# So I built a makeshift....



## Elliot Jansen (Dec 12, 2008)

DIY Drying machine similar to the one stickied in the DIY forum..  My ? is if I run it outside in the shed during our winter months here, will the buds lose unwanted plant material faster because they will be surrounded by circulating freezing dry air.  I also have read on a few different threads that freezing buds makes them more potent any truth to this..


----------



## King Bud (Dec 12, 2008)

Depending on your area, humidity can still be high in the winter.

What do you mean exactly by unwanted plant material?

Drying removes the moisture (water) in the bud. This should happen faster at a hot temperature, and slower at a cold temperature.

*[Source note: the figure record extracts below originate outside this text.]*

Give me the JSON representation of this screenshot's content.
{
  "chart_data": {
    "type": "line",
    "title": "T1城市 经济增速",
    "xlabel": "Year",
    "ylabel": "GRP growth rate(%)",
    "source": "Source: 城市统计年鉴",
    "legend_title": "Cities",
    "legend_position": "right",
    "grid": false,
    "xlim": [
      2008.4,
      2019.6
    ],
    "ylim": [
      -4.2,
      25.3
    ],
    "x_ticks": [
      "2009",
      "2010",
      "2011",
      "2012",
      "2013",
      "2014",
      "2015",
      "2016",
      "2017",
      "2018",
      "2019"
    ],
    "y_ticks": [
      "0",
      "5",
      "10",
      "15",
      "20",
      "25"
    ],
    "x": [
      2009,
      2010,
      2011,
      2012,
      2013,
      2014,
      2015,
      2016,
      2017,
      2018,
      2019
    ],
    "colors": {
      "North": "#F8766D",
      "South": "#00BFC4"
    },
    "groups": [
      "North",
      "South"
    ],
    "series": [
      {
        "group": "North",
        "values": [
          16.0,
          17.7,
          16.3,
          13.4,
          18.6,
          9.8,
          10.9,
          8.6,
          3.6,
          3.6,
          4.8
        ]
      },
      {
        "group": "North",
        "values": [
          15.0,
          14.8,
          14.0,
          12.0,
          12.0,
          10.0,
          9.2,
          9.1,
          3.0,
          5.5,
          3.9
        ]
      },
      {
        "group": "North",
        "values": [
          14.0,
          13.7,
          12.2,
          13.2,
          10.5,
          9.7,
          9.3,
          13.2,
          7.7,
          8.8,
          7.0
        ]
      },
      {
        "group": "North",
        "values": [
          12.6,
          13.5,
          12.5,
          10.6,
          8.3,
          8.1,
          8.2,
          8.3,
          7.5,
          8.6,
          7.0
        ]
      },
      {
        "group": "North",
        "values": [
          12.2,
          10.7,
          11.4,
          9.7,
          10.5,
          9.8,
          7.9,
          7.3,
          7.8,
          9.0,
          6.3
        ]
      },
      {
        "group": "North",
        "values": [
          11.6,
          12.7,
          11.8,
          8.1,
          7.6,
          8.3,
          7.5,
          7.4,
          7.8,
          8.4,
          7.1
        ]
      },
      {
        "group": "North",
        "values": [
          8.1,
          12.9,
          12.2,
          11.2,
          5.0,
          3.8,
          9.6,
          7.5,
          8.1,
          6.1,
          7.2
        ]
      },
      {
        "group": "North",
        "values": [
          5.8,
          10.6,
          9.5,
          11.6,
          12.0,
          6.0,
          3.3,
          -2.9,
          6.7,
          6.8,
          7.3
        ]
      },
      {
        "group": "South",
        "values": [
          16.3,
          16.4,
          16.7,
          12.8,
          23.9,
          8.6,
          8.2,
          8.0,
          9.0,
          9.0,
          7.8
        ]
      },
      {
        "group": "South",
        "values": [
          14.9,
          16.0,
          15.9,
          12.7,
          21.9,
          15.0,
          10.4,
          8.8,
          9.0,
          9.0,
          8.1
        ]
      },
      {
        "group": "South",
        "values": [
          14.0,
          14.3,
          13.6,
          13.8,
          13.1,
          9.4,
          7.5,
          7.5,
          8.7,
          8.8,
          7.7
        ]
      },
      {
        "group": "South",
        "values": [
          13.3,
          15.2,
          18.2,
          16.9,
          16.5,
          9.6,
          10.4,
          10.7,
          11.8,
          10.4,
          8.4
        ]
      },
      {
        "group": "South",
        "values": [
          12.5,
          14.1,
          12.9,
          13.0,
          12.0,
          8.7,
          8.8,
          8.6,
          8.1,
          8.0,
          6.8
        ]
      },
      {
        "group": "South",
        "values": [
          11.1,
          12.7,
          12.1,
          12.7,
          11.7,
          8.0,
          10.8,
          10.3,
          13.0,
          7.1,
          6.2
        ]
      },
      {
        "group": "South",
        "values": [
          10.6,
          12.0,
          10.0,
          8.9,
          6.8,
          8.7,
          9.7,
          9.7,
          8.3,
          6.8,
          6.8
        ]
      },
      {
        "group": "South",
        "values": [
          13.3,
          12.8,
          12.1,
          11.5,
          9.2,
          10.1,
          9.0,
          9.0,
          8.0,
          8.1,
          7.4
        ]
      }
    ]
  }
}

Haven't read anything about freezing buds


----------



## Elliot Jansen (Dec 12, 2008)

Unwanted Plant Material = Chlorophyll and such.


----------



## Motor City Madman (Dec 12, 2008)

post some pics of the drying machine really want to see. I concur with king bud. If you dry it in the dark for about a week the chlorophyll will break down and the bud wont be so harsh. I usually hang them in my flower box with the fans on and the lights off since its light Prof


----------



## Slartibartfast (Dec 12, 2008)

Freezing may cause trichomes to loosen and fall off or rupture like a beer bottle left in the freezer, especially if you handle it while frozen, so that would lessen the potency.  I can't see any way that freezing could make it more potent. Did you read that on these MJ forums?


----------



## Elliot Jansen (Dec 13, 2008)

I put up my dry box in the DIY section for those who would like to see it..


----------